Changing Tenant Preferences
Millennials and Gen Zs prefer renting. Job hop millennials therefore appreciate flexibility, both in their careers and in their place of residence, which is why they are mobile. A recent survey revealed that 73% of millennials said they would move in the next 10 years, and 33% say they are delaying homeownership because they are “not ready to settle into a more permanent lifestyle.” This is why Millennials are more likely to rent and will continue to do so.
Another reason why Millennials and Gen Z generations prefer renting is the high price of buying a home, which reduces their living options. In California, the third largest state in America, the the median price of a home in 2020 was $600,000 — almost 88% higher than the national median.
In 2021, the median price of a home in California has risen to $725,000. This high price has convinced Millennials and Gen Z renters that buying a home is, for the foreseeable future, beyond their financial reach. That’s why, in recent surveys, Millennials and Gen Z respondents indicated they would likely extend their rental period and delay homeownership.
In fact, although the vast majority of Millennials want to own a home, 12.3% of them say they plan to “always rent”. And Gen Z renters view home ownership as something that may never happen to them. As a result, there will be sustained demand for multi-family rentals in the future, especially those that offer flexible living options.
Warton identified millennials as a key supporter of this growing STR sector, citing that 7 in 10 millennial business travelers want to stay in local guest rentals, not hotels. Additionally, they cited an Expedia survey, which found that 62% of Millennials are willing to extend their trip after a business trip to experience local life.
And Millennials are “the most sustainability-conscious generation”. In fact, sustainability is a top concern for this generation of renters. They are heavily influenced by trends such as the shift to “sharing instead of consuming” through peer-to-peer economies. For multi-family landlords, co-tenancy increases the sustainability of properties by keeping units occupied at often above-market rental rates.
The changing multi-family landscape
New short-term rental analytics tools provide multi-family property owners and investors with real-time insight into their properties’ income potential versus seasonally adjusted income from nearby rentals. For residents, shared accommodation not only offers flexible living, but also the possibility of offsetting the rent by up to 20%. Part of the profit goes to the owner, so it’s a win-win all round.

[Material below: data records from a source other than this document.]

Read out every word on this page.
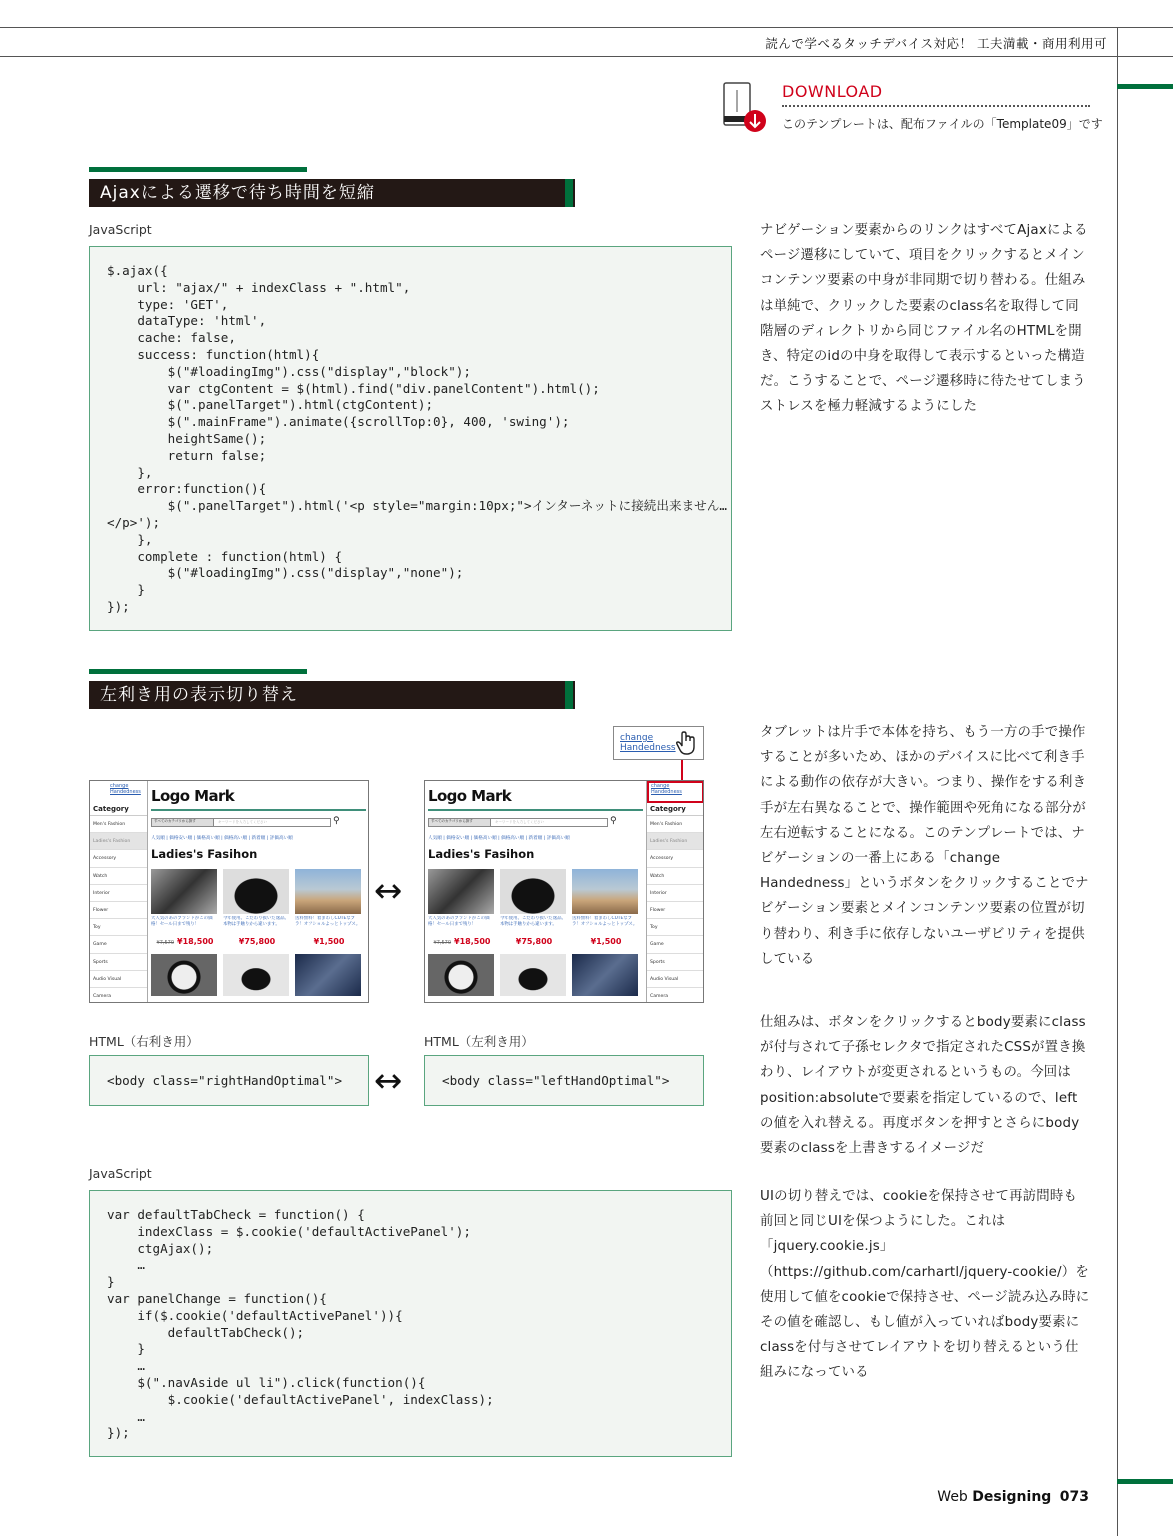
読んで学べるタッチデバイス対応！ 工夫満載・商用利用可
DOWNLOAD
このテンプレートは、配布ファイルの「Template09」です
Ajaxによる遷移で待ち時間を短縮
JavaScript
$.ajax({
url: "ajax/" + indexClass + ".html",
type: 'GET',
dataType: 'html',
cache: false,
success: function(html){
$("#loadingImg").css("display","block");
var ctgContent = $(html).find("div.panelContent").html();
$(".panelTarget").html(ctgContent);
$(".mainFrame").animate({scrollTop:0}, 400, 'swing');
heightSame();
return false;
},
error:function(){
$(".panelTarget").html('<p style="margin:10px;">インターネットに接続出来ません…
</p>');
},
complete : function(html) {
$("#loadingImg").css("display","none");
}
});

ナビゲーション要素からのリンクはすべてAjaxによるページ遷移にしていて、項目をクリックするとメインコンテンツ要素の中身が非同期で切り替わる。仕組みは単純で、クリックした要素のclass名を取得して同階層のディレクトリから同じファイル名のHTMLを開き、特定のidの中身を取得して表示するといった構造だ。こうすることで、ページ遷移時に待たせてしまうストレスを極力軽減するようにした

左利き用の表示切り替え
change
Handedness
change
Handedness
Category
Men's Fashion
Ladies's Fashion
Accessory
Watch
Interior
Flower
Toy
Game
Sports
Audio Visual
Camera
Logo Mark
すべてのカテゴリから探す	キーワードを入力してください	⚲
人気順 | 価格安い順 | 価格高い順 | 価格高い順 | 新着順 | 評価高い順
Ladies's Fasihon
大人気のあのブランドがこの価格！セール日まで残り！
¥7,570 ¥18,500
今年使用。こだわり抜いた逸品。本物は手触りから違います。
¥75,800
送料無料！着まわしCUTEなブラ！オフショルよっとトップス。
¥1,500
↔
Logo Mark
すべてのカテゴリから探す	キーワードを入力してください	⚲
人気順 | 価格安い順 | 価格高い順 | 価格高い順 | 新着順 | 評価高い順
Ladies's Fasihon
大人気のあのブランドがこの価格！セール日まで残り！
¥7,570 ¥18,500
今年使用。こだわり抜いた逸品。本物は手触りから違います。
¥75,800
送料無料！着まわしCUTEなブラ！オフショルよっとトップス。
¥1,500
change
Handedness
Category
Men's Fashion
Ladies's Fashion
Accessory
Watch
Interior
Flower
Toy
Game
Sports
Audio Visual
Camera
HTML（右利き用）	HTML（左利き用）
<body class="rightHandOptimal"> ↔	<body class="leftHandOptimal">
JavaScript
var defaultTabCheck = function() {
indexClass = $.cookie('defaultActivePanel');
ctgAjax();
…
}
var panelChange = function(){
if($.cookie('defaultActivePanel')){
defaultTabCheck();
}
…
$(".navAside ul li").click(function(){
$.cookie('defaultActivePanel', indexClass);
…
});

タブレットは片手で本体を持ち、もう一方の手で操作することが多いため、ほかのデバイスに比べて利き手による動作の依存が大きい。つまり、操作をする利き手が左右異なることで、操作範囲や死角になる部分が左右逆転することになる。このテンプレートでは、ナビゲーションの一番上にある「change Handedness」というボタンをクリックすることでナビゲーション要素とメインコンテンツ要素の位置が切り替わり、利き手に依存しないユーザビリティを提供している

仕組みは、ボタンをクリックするとbody要素にclassが付与されて子孫セレクタで指定されたCSSが置き換わり、レイアウトが変更されるというもの。今回はposition:absoluteで要素を指定しているので、leftの値を入れ替える。再度ボタンを押すとさらにbody要素のclassを上書きするイメージだ

UIの切り替えでは、cookieを保持させて再訪問時も前回と同じUIを保つようにした。これは「jquery.cookie.js」（https://github.com/carhartl/jquery-cookie/）を使用して値をcookieで保持させ、ページ読み込み時にその値を確認し、もし値が入っていればbody要素にclassを付与させてレイアウトを切り替えるという仕組みになっている

Web Designing 073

And with the kind of transparency and control levers that Migo brings to colocation, the headaches of tenant turnover are alleviated and short-term rental properties quickly become one of the most successful aspects of a portfolio. investor.

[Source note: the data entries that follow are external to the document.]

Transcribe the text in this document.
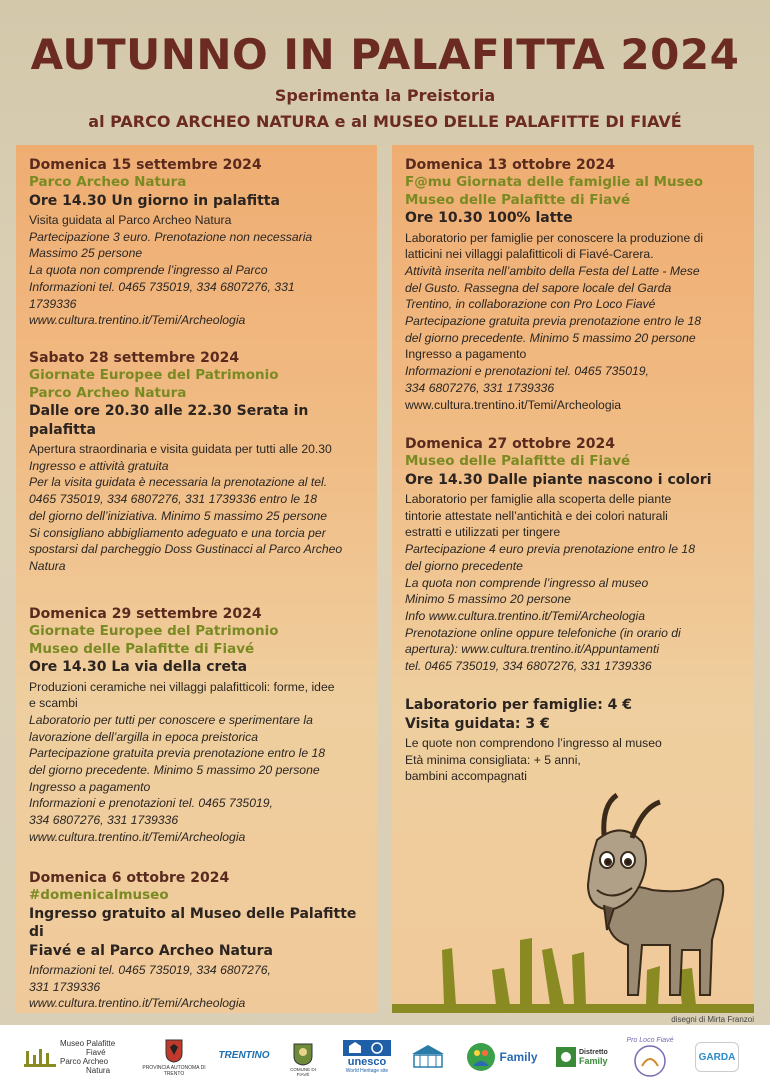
AUTUNNO IN PALAFITTA 2024
Sperimenta la Preistoria
al PARCO ARCHEO NATURA e al MUSEO DELLE PALAFITTE DI FIAVÉ
Domenica 15 settembre 2024
Parco Archeo Natura
Ore 14.30 Un giorno in palafitta
Visita guidata al Parco Archeo Natura
Partecipazione 3 euro. Prenotazione non necessaria
Massimo 25 persone
La quota non comprende l’ingresso al Parco
Informazioni tel. 0465 735019, 334 6807276, 331
1739336
www.cultura.trentino.it/Temi/Archeologia
Sabato 28 settembre 2024
Giornate Europee del Patrimonio
Parco Archeo Natura
Dalle ore 20.30 alle 22.30 Serata in
palafitta
Apertura straordinaria e visita guidata per tutti alle 20.30
Ingresso e attività gratuita
Per la visita guidata è necessaria la prenotazione al tel.
0465 735019, 334 6807276, 331 1739336 entro le 18
del giorno dell’iniziativa. Minimo 5 massimo 25 persone
Si consigliano abbigliamento adeguato e una torcia per
spostarsi dal parcheggio Doss Gustinacci al Parco Archeo
Natura
Domenica 29 settembre 2024
Giornate Europee del Patrimonio
Museo delle Palafitte di Fiavé
Ore 14.30 La via della creta
Produzioni ceramiche nei villaggi palafitticoli: forme, idee
e scambi
Laboratorio per tutti per conoscere e sperimentare la
lavorazione dell’argilla in epoca preistorica
Partecipazione gratuita previa prenotazione entro le 18
del giorno precedente. Minimo 5 massimo 20 persone
Ingresso a pagamento
Informazioni e prenotazioni tel. 0465 735019,
334 6807276, 331 1739336
www.cultura.trentino.it/Temi/Archeologia
Domenica 6 ottobre 2024
#domenicalmuseo
Ingresso gratuito al Museo delle Palafitte di
Fiavé e al Parco Archeo Natura
Informazioni tel. 0465 735019, 334 6807276,
331 1739336
www.cultura.trentino.it/Temi/Archeologia
Domenica 13 ottobre 2024
F@mu Giornata delle famiglie al Museo
Museo delle Palafitte di Fiavé
Ore 10.30 100% latte
Laboratorio per famiglie per conoscere la produzione di
latticini nei villaggi palafitticoli di Fiavé-Carera.
Attività inserita nell’ambito della Festa del Latte - Mese
del Gusto. Rassegna del sapore locale del Garda
Trentino, in collaborazione con Pro Loco Fiavé
Partecipazione gratuita previa prenotazione entro le 18
del giorno precedente. Minimo 5 massimo 20 persone
Ingresso a pagamento
Informazioni e prenotazioni tel. 0465 735019,
334 6807276, 331 1739336
www.cultura.trentino.it/Temi/Archeologia
Domenica 27 ottobre 2024
Museo delle Palafitte di Fiavé
Ore 14.30 Dalle piante nascono i colori
Laboratorio per famiglie alla scoperta delle piante
tintorie attestate nell’antichità e dei colori naturali
estratti e utilizzati per tingere
Partecipazione 4 euro previa prenotazione entro le 18
del giorno precedente
La quota non comprende l’ingresso al museo
Minimo 5 massimo 20 persone
Info www.cultura.trentino.it/Temi/Archeologia
Prenotazione online oppure telefoniche (in orario di
apertura): www.cultura.trentino.it/Appuntamenti
tel. 0465 735019, 334 6807276, 331 1739336
Laboratorio per famiglie: 4 €
Visita guidata: 3 €
Le quote non comprendono l’ingresso al museo
Età minima consigliata: + 5 anni,
bambini accompagnati
disegni di Mirta Franzoi
Museo Palafitte
Fiavé
Parco Archeo
Natura	PROVINCIA AUTONOMA DI TRENTO
TRENTINO
COMUNE DI FIAVÉ
unesco
World Heritage site
Family	Distretto
Family
Pro Loco Fiavé
GARDA
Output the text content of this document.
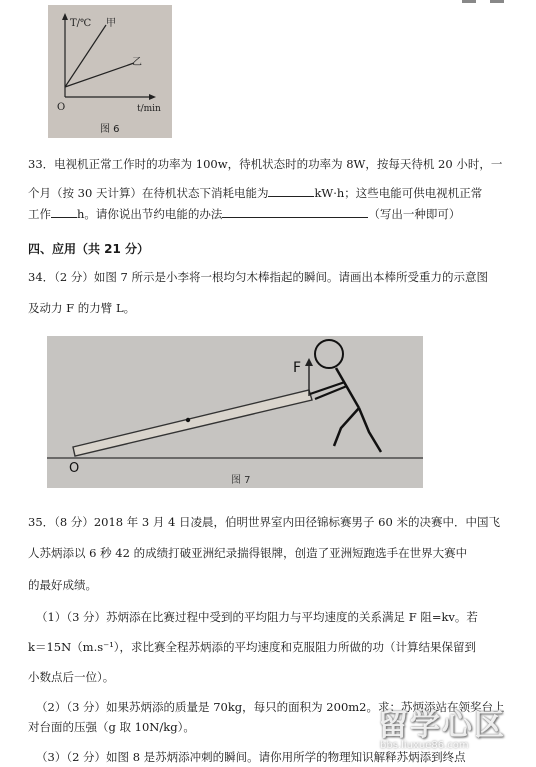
T/℃ 甲
乙
O	t/min
图 6
33．电视机正常工作时的功率为 100w，待机状态时的功率为 8W，按每天待机 20 小时，一
个月（按 30 天计算）在待机状态下消耗电能为	kW·h；这些电能可供电视机正常
工作 h。请你说出节约电能的办法	（写出一种即可）
四、应用（共 21 分）
34．（2 分）如图 7 所示是小李将一根均匀木棒指起的瞬间。请画出本棒所受重力的示意图
及动力 F 的力臂 L。
F
O
图 7
35．（8 分）2018 年 3 月 4 日凌晨，伯明世界室内田径锦标赛男子 60 米的决赛中．中国飞
人苏炳添以 6 秒 42 的成绩打破亚洲纪录揣得银牌，创造了亚洲短跑选手在世界大赛中
的最好成绩。
（1）（3 分）苏炳添在比赛过程中受到的平均阻力与平均速度的关系满足 F 阻=kv。若
k＝15N（m.s⁻¹），求比赛全程苏炳添的平均速度和克服阻力所做的功（计算结果保留到
小数点后一位）。
（2）（3 分）如果苏炳添的质量是 70kg，每只的面积为 200m2。求：苏炳添站在领奖台上
对台面的压强（g 取 10N/kg）。
（3）（2 分）如图 8 是苏炳添冲刺的瞬间。请你用所学的物理知识解释苏炳添到终点
留学心区
bbs.liuxue86.com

Additionally, Migo allows multi-family owners and investors to use concurrent listings to dynamically adapt to market demand for STRs, ensuring their properties are always listed at ideal prices and lengths of stay. And by concentrating a small portion of their less popular or more frequently vacant units in the STR niche, investors will quickly build a more diversified portfolio and realize better margins with little or no “entry” costs.
Home sharing is becoming a global norm
Given the underlying market factors, demand for DOS is strong and looks set to stay. And the practice goes far beyond our national borders. Multi-family home sharing is becoming a global norm as “work from anywhere” offers workers the opportunity to travel and explore new places.

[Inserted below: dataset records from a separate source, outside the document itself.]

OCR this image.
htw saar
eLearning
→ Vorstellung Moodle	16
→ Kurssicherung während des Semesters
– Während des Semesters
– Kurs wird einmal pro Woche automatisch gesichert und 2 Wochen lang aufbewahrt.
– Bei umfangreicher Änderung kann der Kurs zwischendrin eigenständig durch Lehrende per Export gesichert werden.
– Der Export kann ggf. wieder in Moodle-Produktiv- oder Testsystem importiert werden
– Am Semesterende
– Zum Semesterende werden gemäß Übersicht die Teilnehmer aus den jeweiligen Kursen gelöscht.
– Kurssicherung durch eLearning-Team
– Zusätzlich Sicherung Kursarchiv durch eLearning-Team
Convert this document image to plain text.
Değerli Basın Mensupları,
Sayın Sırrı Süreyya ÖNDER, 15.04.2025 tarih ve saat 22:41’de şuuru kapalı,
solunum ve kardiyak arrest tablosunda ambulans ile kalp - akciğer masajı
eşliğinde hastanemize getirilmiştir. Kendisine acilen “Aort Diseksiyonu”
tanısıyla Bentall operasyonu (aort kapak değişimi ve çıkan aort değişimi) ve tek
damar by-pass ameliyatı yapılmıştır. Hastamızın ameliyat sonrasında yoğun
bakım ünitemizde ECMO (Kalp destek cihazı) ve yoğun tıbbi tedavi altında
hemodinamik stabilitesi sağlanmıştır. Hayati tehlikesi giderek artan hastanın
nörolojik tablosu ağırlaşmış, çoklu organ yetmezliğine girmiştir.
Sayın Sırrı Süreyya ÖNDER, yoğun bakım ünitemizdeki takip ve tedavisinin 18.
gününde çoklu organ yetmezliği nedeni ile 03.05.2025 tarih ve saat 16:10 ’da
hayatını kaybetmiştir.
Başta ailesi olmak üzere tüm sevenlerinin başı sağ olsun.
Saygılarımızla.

As Francis SC Yeoh, Lecturer in Entrepreneurship at the National University of Singapore’s School of Computing, notes, “It’s a big wave – a tsunami – coming, and you have to recognize it, recognize it, and deal with it. It is futile to try to fight.”
Clearly, there’s no better time for multifamily owners and investors to jump into this burgeoning flexible living trend and meet the future of multifamily real estate where it is.